‘My super-rare daughter Summer is falling through NHS cracks’
# ‘My super-rare daughter Summer is falling through NHS cracks’
### An exclusive report on the struggles faced by a unique child in a failing healthcare system
Summer, a child afflicted by an extremely rare condition, highlights the glaring deficiencies within the NHS. Hardly anyone can fathom the true struggle faced by her family as she is the only child in the UK diagnosed with this specific ailment. Her needs are not being met adequately, leaving her mother, Larissa, in a constant battle for essential support.
Larissa shared the daunting reality of Summer's daily life: "She can't walk on her own, she can't talk. She needs help with self-care and has no awareness of danger." This situation is exacerbated by the inadequacies of the system that is supposed to provide care and support. Larissa has been forced to navigate a labyrinthine bureaucracy to secure the specialized equipment Summer urgently requires.
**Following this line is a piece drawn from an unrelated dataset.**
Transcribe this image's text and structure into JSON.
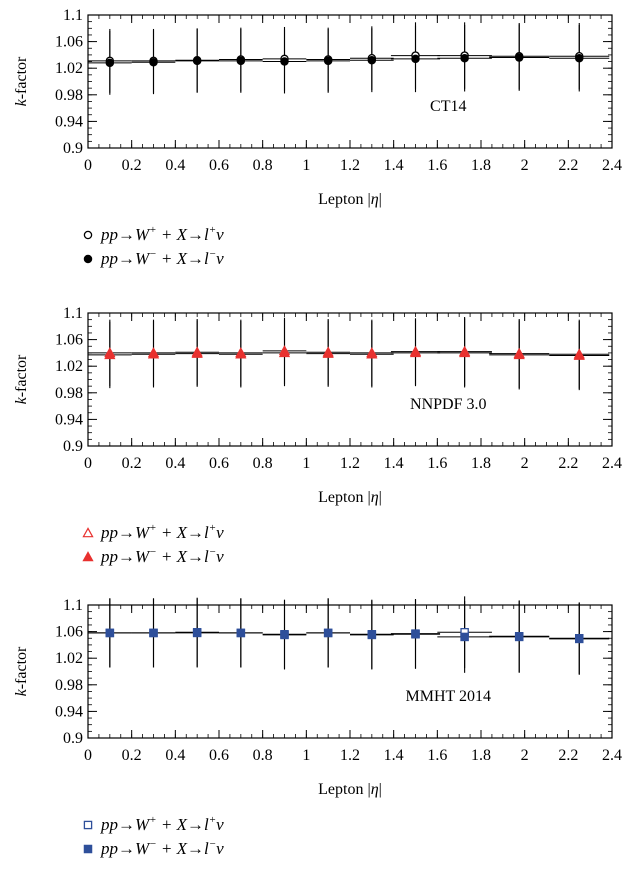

The fight does not stop at physical equipment. Larissa insists, “Every piece of equipment she has ever had has been a bit of a fight, because it's not standard equipment. There's a massive gap in statutory services for children like her." This gap is largely due to a "one size fits all approach" prevalent in the NHS, neglecting the specific requirements of children with exceptional needs.
As Summer's condition necessitates specially designed seating to avoid worsening her spine, Larissa expressed deep concerns regarding unsuitable options: "The last thing we want is to ruin all that hard work and progress with an unsuitable chair that makes her spine worse." The chronic neglect from the NHS has left families like hers feeling abandoned and desperate for the essential care their children deserve.
Larissa's experience illustrates the wider systemic failures that continue to affect countless families across the country. The pressing need for a reformed approach to care and customized support cannot be overstated.